Board members, partners have fiduciary duties

On Behalf of | Mar 22, 2021 | Business Litigation |

In the vast majority of cases, partners, members of LLCs and board members of smaller private corporations will have signed an agreement outlining their responsibilities and rights in a relationship.

However, the law also creates different fiduciary relationships between business associates.

By way of example, partners in a business have a fiduciary relationship with each other, and board members of a corporation are fiduciaries of the corporation and all of the corporate shareholders.

A person who is in a fiduciary relationship have certain legal obligations that exist independent of any contract.

The full nature and extent of these obligations depends a lot on the facts and circumstances, so specific questions about how they work in Ohio should be directed to an experienced business law attorney.

The general idea, though, is that a person in a fiduciary relationship has to put the interest of the other people in the partnership, or the shareholders of the corporation, ahead of her own.

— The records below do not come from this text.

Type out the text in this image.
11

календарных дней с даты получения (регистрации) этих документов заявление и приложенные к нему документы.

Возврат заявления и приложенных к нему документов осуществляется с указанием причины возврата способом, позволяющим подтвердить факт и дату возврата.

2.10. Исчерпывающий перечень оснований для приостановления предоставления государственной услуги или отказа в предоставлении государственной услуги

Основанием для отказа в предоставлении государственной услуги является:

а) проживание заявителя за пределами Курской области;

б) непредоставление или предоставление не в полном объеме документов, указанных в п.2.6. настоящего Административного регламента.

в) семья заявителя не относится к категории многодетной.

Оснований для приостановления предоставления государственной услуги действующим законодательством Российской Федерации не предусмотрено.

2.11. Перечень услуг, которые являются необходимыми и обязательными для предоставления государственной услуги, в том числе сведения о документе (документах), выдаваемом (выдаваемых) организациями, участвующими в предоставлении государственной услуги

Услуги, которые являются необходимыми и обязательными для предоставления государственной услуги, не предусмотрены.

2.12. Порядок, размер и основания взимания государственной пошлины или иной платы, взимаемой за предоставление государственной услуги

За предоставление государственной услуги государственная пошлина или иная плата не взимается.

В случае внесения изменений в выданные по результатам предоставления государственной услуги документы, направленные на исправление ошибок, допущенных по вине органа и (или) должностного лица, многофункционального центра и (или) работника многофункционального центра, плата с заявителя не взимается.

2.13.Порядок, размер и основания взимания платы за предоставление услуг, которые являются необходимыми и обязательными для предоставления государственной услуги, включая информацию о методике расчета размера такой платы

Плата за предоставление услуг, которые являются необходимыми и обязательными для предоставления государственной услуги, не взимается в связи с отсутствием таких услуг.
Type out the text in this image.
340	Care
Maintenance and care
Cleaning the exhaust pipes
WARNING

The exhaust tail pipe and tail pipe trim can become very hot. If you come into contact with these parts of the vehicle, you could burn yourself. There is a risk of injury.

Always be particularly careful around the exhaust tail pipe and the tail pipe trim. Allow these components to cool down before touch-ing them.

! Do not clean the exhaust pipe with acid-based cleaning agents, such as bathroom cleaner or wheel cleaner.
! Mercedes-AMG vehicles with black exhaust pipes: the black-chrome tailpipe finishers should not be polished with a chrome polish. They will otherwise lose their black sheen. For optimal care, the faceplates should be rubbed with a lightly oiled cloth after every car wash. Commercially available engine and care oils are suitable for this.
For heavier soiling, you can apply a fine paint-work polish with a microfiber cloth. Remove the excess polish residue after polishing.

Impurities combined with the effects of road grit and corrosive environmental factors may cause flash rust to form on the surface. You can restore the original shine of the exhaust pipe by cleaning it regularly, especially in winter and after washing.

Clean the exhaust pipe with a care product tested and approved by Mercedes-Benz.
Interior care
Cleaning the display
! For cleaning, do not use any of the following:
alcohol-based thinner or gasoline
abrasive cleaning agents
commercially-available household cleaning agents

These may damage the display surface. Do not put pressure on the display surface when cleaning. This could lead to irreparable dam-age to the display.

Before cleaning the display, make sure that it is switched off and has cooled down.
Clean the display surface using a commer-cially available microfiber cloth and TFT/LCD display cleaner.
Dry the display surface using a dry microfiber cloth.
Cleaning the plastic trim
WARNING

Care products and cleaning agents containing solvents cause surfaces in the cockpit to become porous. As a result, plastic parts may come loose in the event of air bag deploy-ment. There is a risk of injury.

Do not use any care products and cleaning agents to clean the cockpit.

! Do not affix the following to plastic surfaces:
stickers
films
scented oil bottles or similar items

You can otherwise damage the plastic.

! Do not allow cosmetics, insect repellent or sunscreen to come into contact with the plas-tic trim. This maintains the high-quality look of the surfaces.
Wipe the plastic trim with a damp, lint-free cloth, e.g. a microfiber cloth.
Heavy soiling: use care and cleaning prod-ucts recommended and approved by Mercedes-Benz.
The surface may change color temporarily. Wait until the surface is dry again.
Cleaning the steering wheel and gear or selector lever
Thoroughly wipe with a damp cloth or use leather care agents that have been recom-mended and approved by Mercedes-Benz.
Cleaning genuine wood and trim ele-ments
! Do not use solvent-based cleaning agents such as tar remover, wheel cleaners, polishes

A flagrant example of a breach of fiduciary duty would be the case of a partner who funnels income belonging to the partnership to his personal bank account without offering to divide it.

Breach of fiduciary duty is a separate legal claim

Not every poor decision or business disagreement is a breach of fiduciary duty. However, many times, an investigation into a corporate legal issue will reveal that a person in a leadership role has not been faithful to her fiduciary obligations.

Should this be the case, the victim may consider pursuing a legal claim for damages, provided that he experienced a loss. Breach of fiduciary duty is a separate legal claim which entitle a person to additional compensation above and beyond what is available through other claims. In some cases, punitive damages may even be available.